Another fact rarely mentioned is that according to the Daily Mail, Meriam is the owner of at least one successful business in Khartoum, possibly more. If her marriage were to be annulled and she were to be conveniently murdered per Shari’a law, then it would be easy for a shyster to usurp her businesses and take control. The man who originally accused her of apostasy is also the man who filed the recent civil suit.

Also of serious note is that the U.S. Embassy personnel do not recognize the couple’s two children as U.S. citizens because they don’t recognize Daniel as their father. In an absurd twist, U.S. Embassy officials are demanding proof in the form of a DNA test, which they are requiring be completed by a U.S. laboratory. That’s a little tricky when you’re stuck in Khartoum.

Such an unusual demand begs the question of how deep the corruption goes within the employees working at an Embassy paid for by our tax dollars. Because let’s face it, if Meriam is eliminated and it’s deemed she has no legal spouse or children – then voila, no one can stand in the way of taking away her businesses.

Embassy incompetence also exemplifies the corrupt disparity in our immigration policy. While Obama opens the floodgates to illegal illiterates expecting decades of handouts, he denies access to intelligent, educated people ready to contribute something positive to our society.

Instead of the U.S. personnel doing their job and assisting the family, they allowed the Shari’a police to arrest and imprison Meriam in Omdurman Federal Women’s Prison in Khartoum, where she was repeatedly beaten, assaulted, malnourished, and denied all medical treatment. When Meriam’s baby girl, Maya, was birthed two weeks prematurely, the guards refused to remove the chains binding Meriam’s feet together, causing Maya to be forced out through the birth canal in a restricted position.

Although Meriam pleaded to have her legs freed from the chains, her screams fell upon the guard’s deaf ears and she was forced to deliver in a terribly contorted position. Sadly, this was just another example of their unimaginable torture of a Christian woman and now there is concern her baby girl may be disabled and may have difficulty walking.

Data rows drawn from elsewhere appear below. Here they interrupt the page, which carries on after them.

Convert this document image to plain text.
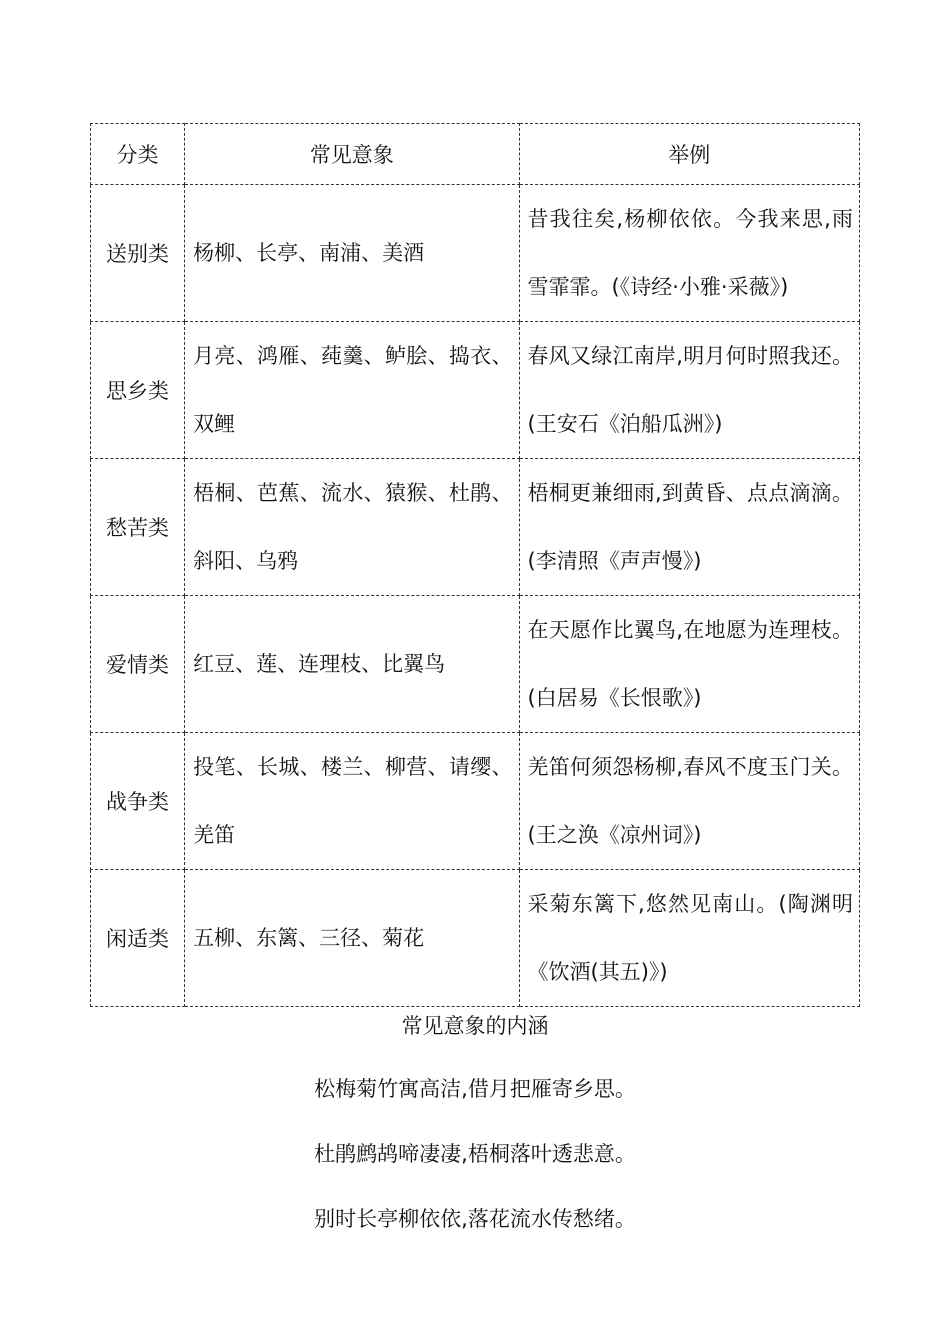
分类	常见意象	举例
送别类	杨柳、长亭、南浦、美酒	昔我往矣,杨柳依依。今我来思,雨雪霏霏。(《诗经·小雅·采薇》)

思乡类	月亮、鸿雁、莼羹、鲈脍、捣衣、双鲤	春风又绿江南岸,明月何时照我还。(王安石《泊船瓜洲》)

愁苦类	梧桐、芭蕉、流水、猿猴、杜鹃、斜阳、乌鸦	梧桐更兼细雨,到黄昏、点点滴滴。(李清照《声声慢》)

爱情类	红豆、莲、连理枝、比翼鸟	在天愿作比翼鸟,在地愿为连理枝。(白居易《长恨歌》)

战争类	投笔、长城、楼兰、柳营、请缨、羌笛	羌笛何须怨杨柳,春风不度玉门关。(王之涣《凉州词》)

闲适类	五柳、东篱、三径、菊花	采菊东篱下,悠然见南山。(陶渊明《饮酒(其五)》)
常见意象的内涵
松梅菊竹寓高洁,借月把雁寄乡思。
杜鹃鹧鸪啼凄凄,梧桐落叶透悲意。
别时长亭柳依依,落花流水传愁绪。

Bottom line. All of this was allowed to happen by U.S. Embassy personnel who are supervised by our embarrassing U.S. State Department, and ultimately overseen by a president who is incompetent in all foreign policy matters and demonstrates sympathy to radical Islamists.
One other small fact worth mentioning is that according to multiple sources, President Obama’s Kenyan half-brother, Malik Obama, is closely associated with Sudan’s President al-Bashir and has direct ties to their radical Islamist government. It’s hard to know whether Malik is involved in Meriam’s plight or not but the brotherly relationship definitely brings President Obama’s deafening silence about Meriam into question.

Let’s face it. The entire situation stinks and the longer it goes on the more suspicious the U.S. appears in all of it. What should have been a slam-dunk one-way ticket to freedom for the entire family has become a kangaroo circus of monumental and international proportions and four innocent lives still hang in the balance.

Without questions, the Shari’a deck is stacked against all women and particularly against this gentle mother who’s only crime has been defying radical Islamists by being an intelligent, hardworking, educated, Christian mother of two U.S. citizens.